Numerically optimized amplitude-robust controlled-Z gate for ultracold neutral atoms with individual addressing capability

TL;DR

This paper presents a numerically optimized, amplitude-robust controlled-Z gate for ultracold neutral atoms that enhances robustness to Rabi frequency variations and supports individual atom addressing.

Contribution

The authors introduce a new gate scheme with analytically defined phase profiles that significantly improves robustness and applicability for individual addressing in Rydberg atom systems.

Findings

Increased robustness to Rabi frequency variations by nearly an order of magnitude.

Effective for both single-photon and two-photon Rydberg excitation schemes.

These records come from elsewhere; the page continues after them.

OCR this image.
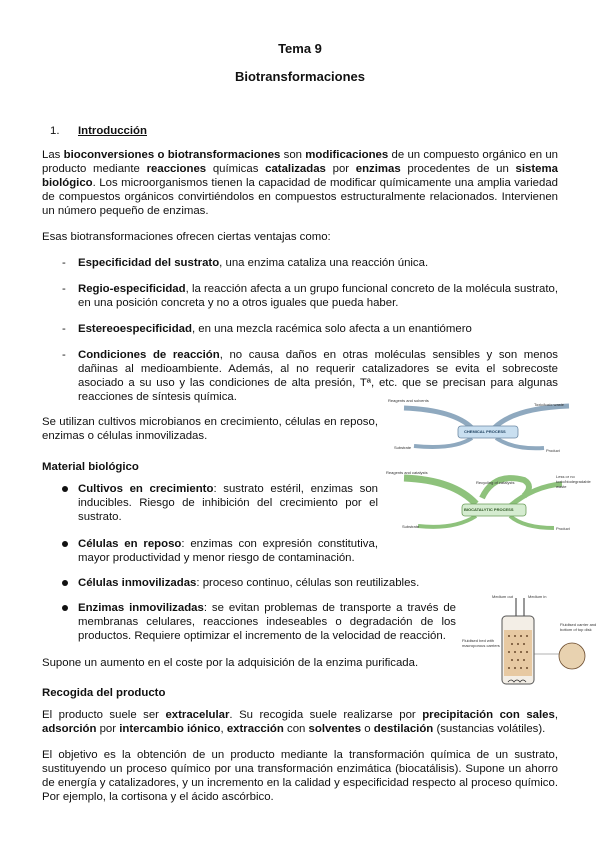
Tema 9
Biotransformaciones
1. Introducción

Las bioconversiones o biotransformaciones son modificaciones de un compuesto orgánico en un producto mediante reacciones químicas catalizadas por enzimas procedentes de un sistema biológico. Los microorganismos tienen la capacidad de modificar químicamente una amplia variedad de compuestos orgánicos convirtiéndolos en compuestos estructuralmente relacionados. Intervienen un número pequeño de enzimas.

Esas biotransformaciones ofrecen ciertas ventajas como:

-	Especificidad del sustrato, una enzima cataliza una reacción única.

-	Regio-especificidad, la reacción afecta a un grupo funcional concreto de la molécula sustrato, en una posición concreta y no a otros iguales que pueda haber.

-	Estereoespecificidad, en una mezcla racémica solo afecta a un enantiómero

-	Condiciones de reacción, no causa daños en otras moléculas sensibles y son menos dañinas al medioambiente. Además, al no requerir catalizadores se evita el sobrecoste asociado a su uso y las condiciones de alta presión, Tª, etc. que se precisan para algunas reacciones de síntesis química.

Se utilizan cultivos microbianos en crecimiento, células en reposo, enzimas o células inmovilizadas.

Material biológico

Cultivos en crecimiento: sustrato estéril, enzimas son inducibles. Riesgo de inhibición del crecimiento por el sustrato.

Células en reposo: enzimas con expresión constitutiva, mayor productividad y menor riesgo de contaminación.

Células inmovilizadas: proceso continuo, células son reutilizables.

Enzimas inmovilizadas: se evitan problemas de transporte a través de membranas celulares, reacciones indeseables o degradación de los productos. Requiere optimizar el incremento de la velocidad de reacción.

Supone un aumento en el coste por la adquisición de la enzima purificada.

Recogida del producto

El producto suele ser extracelular. Su recogida suele realizarse por precipitación con sales, adsorción por intercambio iónico, extracción con solventes o destilación (sustancias volátiles).

El objetivo es la obtención de un producto mediante la transformación química de un sustrato, sustituyendo un proceso químico por una transformación enzimática (biocatálisis). Supone un ahorro de energía y catalizadores, y un incremento en la calidad y especificidad respecto al proceso químico. Por ejemplo, la cortisona y el ácido ascórbico.

Reagents and solvents
Toxic/toxic waste
CHEMICAL PROCESS
Substrate
Product
Reagents and catalysts
Recycling of catalysts
Less or no toxic/biodegradable waste
BIOCATALYTIC PROCESS
Substrate	Product
Medium out	Medium in
Fluidised bed with macroporous carriers
Fluidised carrier and bottom of top disk
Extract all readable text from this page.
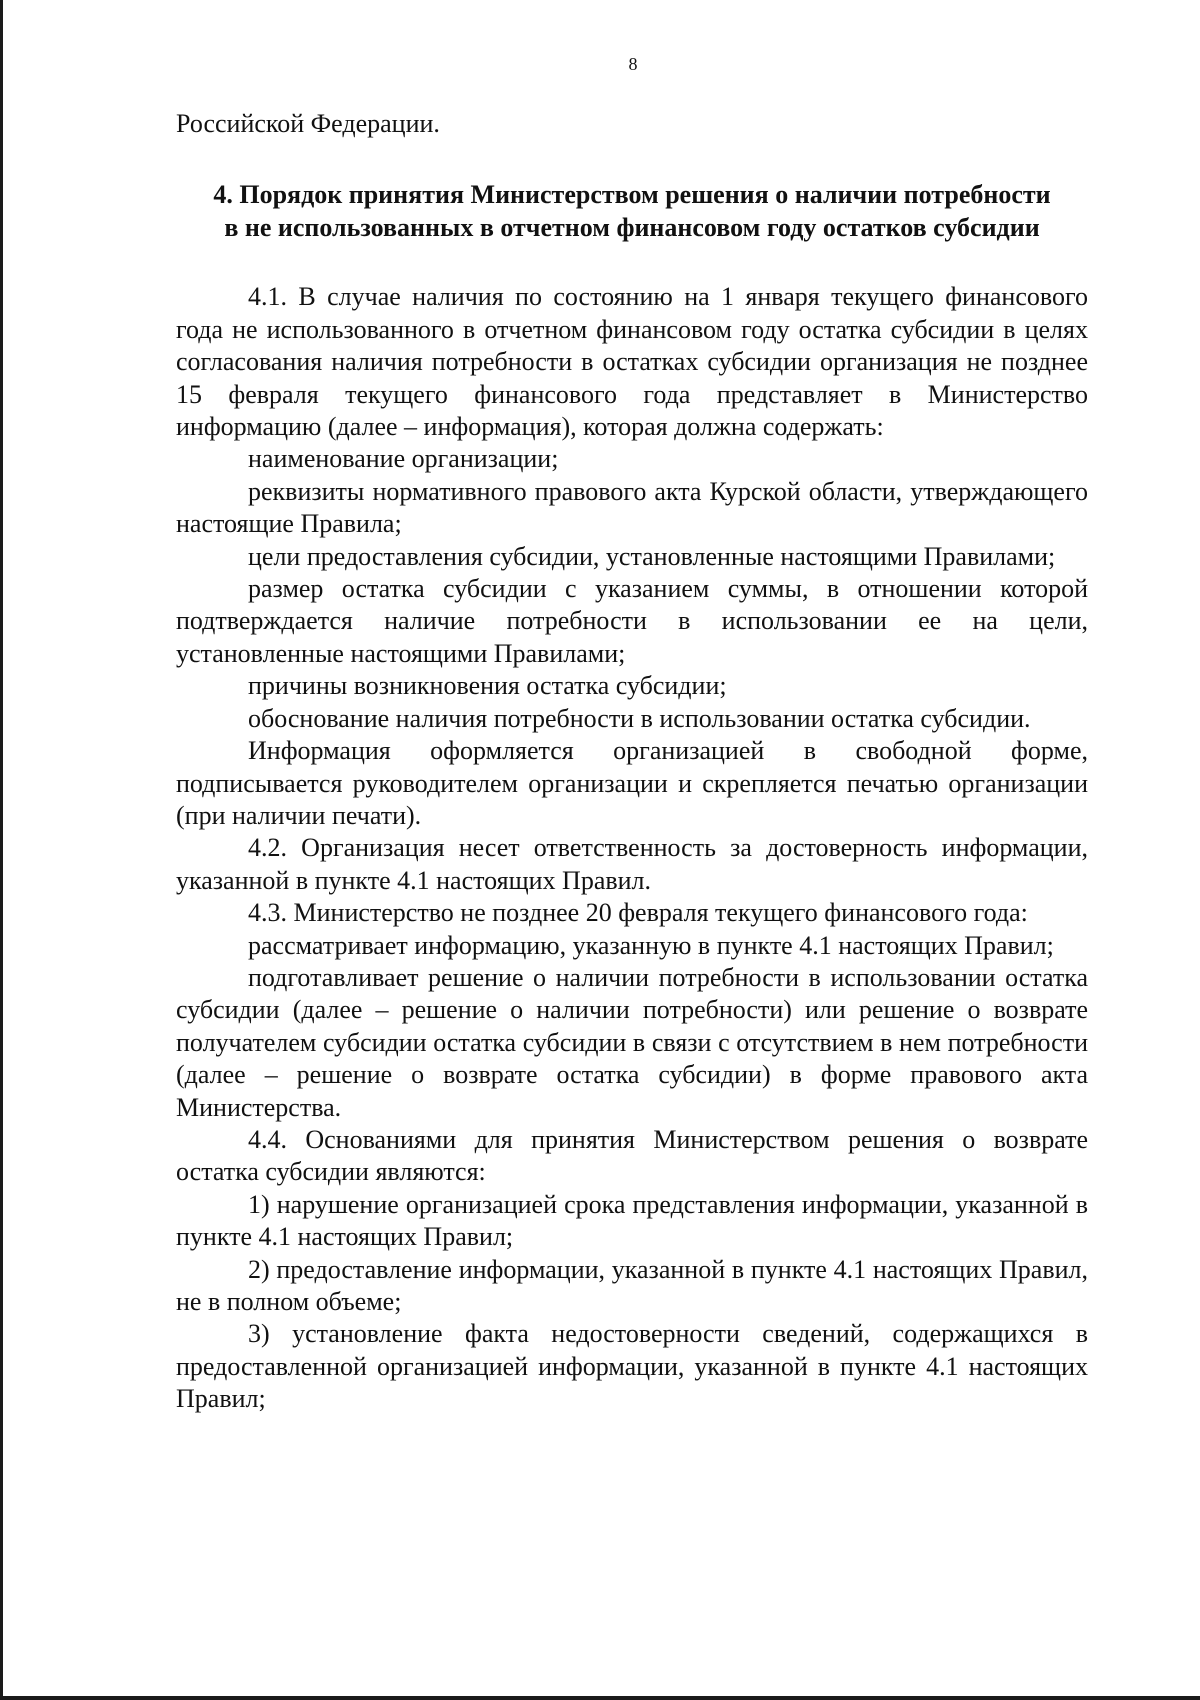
8

Российской Федерации.

4. Порядок принятия Министерством решения о наличии потребности
в не использованных в отчетном финансовом году остатков субсидии

4.1. В случае наличия по состоянию на 1 января текущего финансового года не использованного в отчетном финансовом году остатка субсидии в целях согласования наличия потребности в остатках субсидии организация не позднее 15 февраля текущего финансового года представляет в Министерство информацию (далее – информация), которая должна содержать:

наименование организации;

реквизиты нормативного правового акта Курской области, утверждающего настоящие Правила;

цели предоставления субсидии, установленные настоящими Правилами;

размер остатка субсидии с указанием суммы, в отношении которой подтверждается наличие потребности в использовании ее на цели, установленные настоящими Правилами;

причины возникновения остатка субсидии;

обоснование наличия потребности в использовании остатка субсидии.

Информация оформляется организацией в свободной форме, подписывается руководителем организации и скрепляется печатью организации (при наличии печати).

4.2. Организация несет ответственность за достоверность информации, указанной в пункте 4.1 настоящих Правил.

4.3. Министерство не позднее 20 февраля текущего финансового года:

рассматривает информацию, указанную в пункте 4.1 настоящих Правил;

подготавливает решение о наличии потребности в использовании остатка субсидии (далее – решение о наличии потребности) или решение о возврате получателем субсидии остатка субсидии в связи с отсутствием в нем потребности (далее – решение о возврате остатка субсидии) в форме правового акта Министерства.

4.4. Основаниями для принятия Министерством решения о возврате остатка субсидии являются:

1) нарушение организацией срока представления информации, указанной в пункте 4.1 настоящих Правил;

2) предоставление информации, указанной в пункте 4.1 настоящих Правил, не в полном объеме;

3) установление факта недостоверности сведений, содержащихся в предоставленной организацией информации, указанной в пункте 4.1 настоящих Правил;
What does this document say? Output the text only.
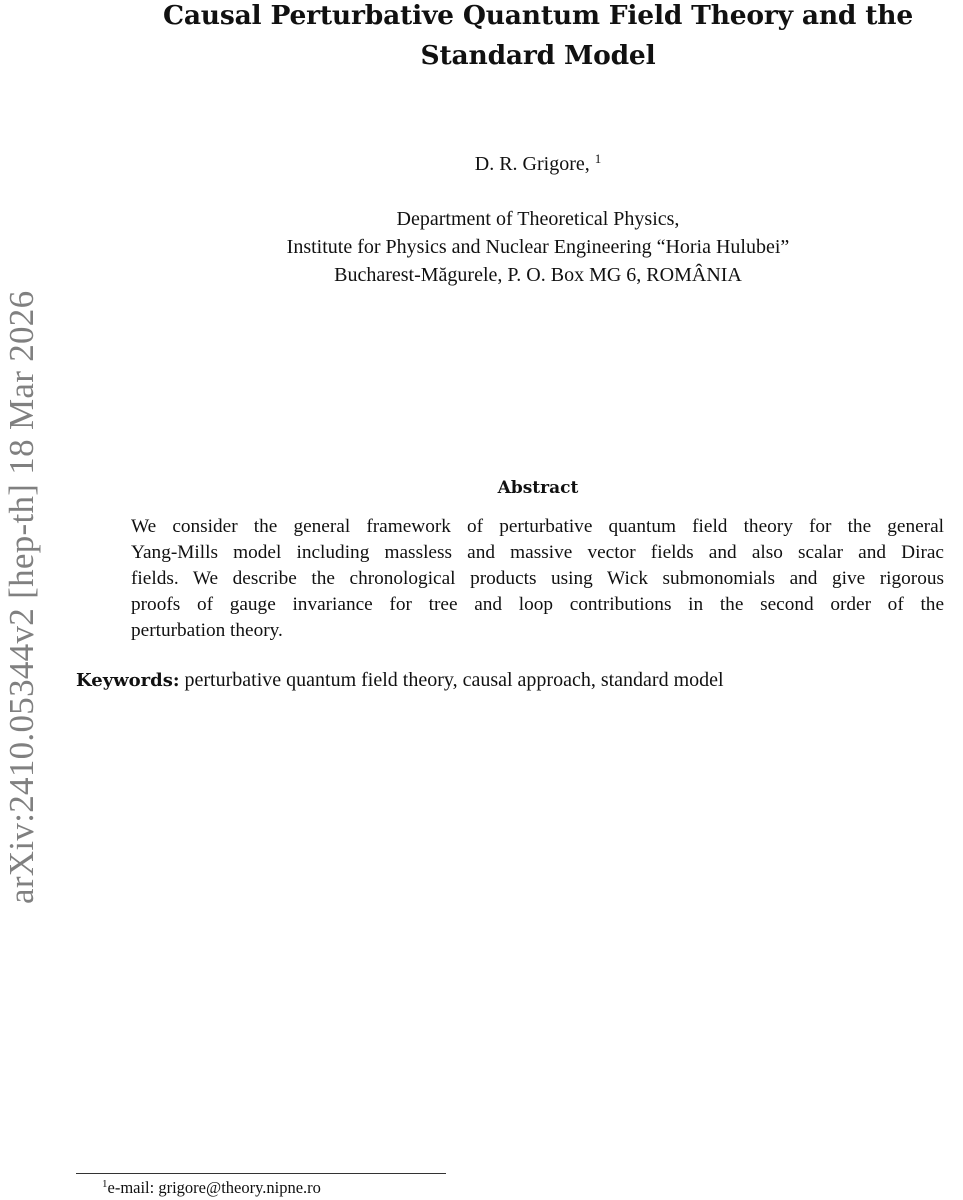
Causal Perturbative Quantum Field Theory and the
Standard Model
D. R. Grigore, $^1$
Department of Theoretical Physics,
Institute for Physics and Nuclear Engineering “Horia Hulubei”
Bucharest-Măgurele, P. O. Box MG 6, ROMÂNIA
arXiv:2410.05344v2 [hep-th] 18 Mar 2026	Abstract
We consider the general framework of perturbative quantum field theory for the general
Yang-Mills model including massless and massive vector fields and also scalar and Dirac
fields. We describe the chronological products using Wick submonomials and give rigorous
proofs of gauge invariance for tree and loop contributions in the second order of the
perturbation theory.
Keywords: perturbative quantum field theory, causal approach, standard model
$^1$e-mail: grigore@theory.nipne.ro
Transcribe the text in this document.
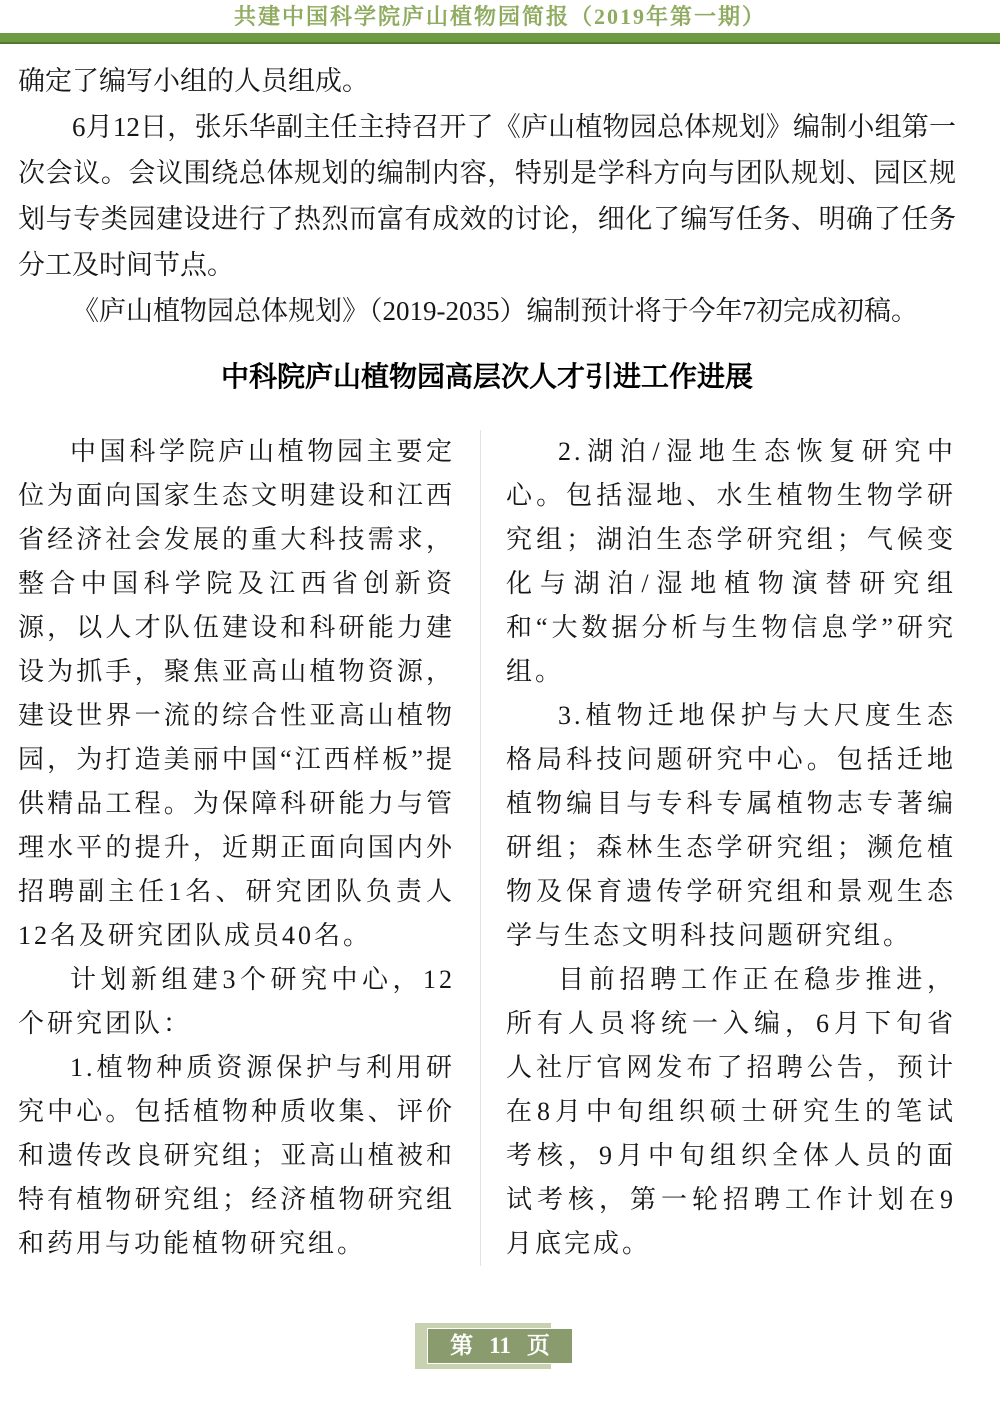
共建中国科学院庐山植物园简报（2019年第一期）

确定了编写小组的人员组成。

6月12日，张乐华副主任主持召开了《庐山植物园总体规划》编制小组第一次会议。会议围绕总体规划的编制内容，特别是学科方向与团队规划、园区规划与专类园建设进行了热烈而富有成效的讨论，细化了编写任务、明确了任务分工及时间节点。

《庐山植物园总体规划》（2019-2035）编制预计将于今年7初完成初稿。

中科院庐山植物园高层次人才引进工作进展

中国科学院庐山植物园主要定位为面向国家生态文明建设和江西省经济社会发展的重大科技需求，整合中国科学院及江西省创新资源，以人才队伍建设和科研能力建设为抓手，聚焦亚高山植物资源，建设世界一流的综合性亚高山植物园，为打造美丽中国“江西样板”提供精品工程。为保障科研能力与管理水平的提升，近期正面向国内外招聘副主任1名、研究团队负责人12名及研究团队成员40名。

计划新组建3个研究中心，12个研究团队：

1.植物种质资源保护与利用研究中心。包括植物种质收集、评价和遗传改良研究组；亚高山植被和特有植物研究组；经济植物研究组和药用与功能植物研究组。

2.湖泊/湿地生态恢复研究中心。包括湿地、水生植物生物学研究组；湖泊生态学研究组；气候变化与湖泊/湿地植物演替研究组和“大数据分析与生物信息学”研究组。

3.植物迁地保护与大尺度生态格局科技问题研究中心。包括迁地植物编目与专科专属植物志专著编研组；森林生态学研究组；濒危植物及保育遗传学研究组和景观生态学与生态文明科技问题研究组。

目前招聘工作正在稳步推进，所有人员将统一入编，6月下旬省人社厅官网发布了招聘公告，预计在8月中旬组织硕士研究生的笔试考核，9月中旬组织全体人员的面试考核，第一轮招聘工作计划在9月底完成。

第 11 页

Reduces effects of thermal motion and beam pointing instability on gate fidelity.

Abstract

We numerically optimized a scheme for a neutral atom Rydberg blockade symmetric controlled-Z (CZ) gate to increase its robustness to variations in the Rabi frequency. This gate scheme uses analytically defined phase profiles of the laser pulse and demonstrates increased robustness to variations in the Rabi frequency almost by an order of magnitude compared to previous proposals. We demonstrate the applicability of our gate protocol to individual addressing in Rydberg excitation, taking into account the asymmetry of Rabi frequencies for two atoms that are individually excited by tightly focused laser beams. This allows for reducing the effects of residual thermal motion of trapped atoms and beam pointing instability on gate fidelities. We investigated the performance of our gate protocol for single-photon and two-photon Rydberg excitation schemes and showed its advantages for individual addressing at finite temperatures of trapped atoms.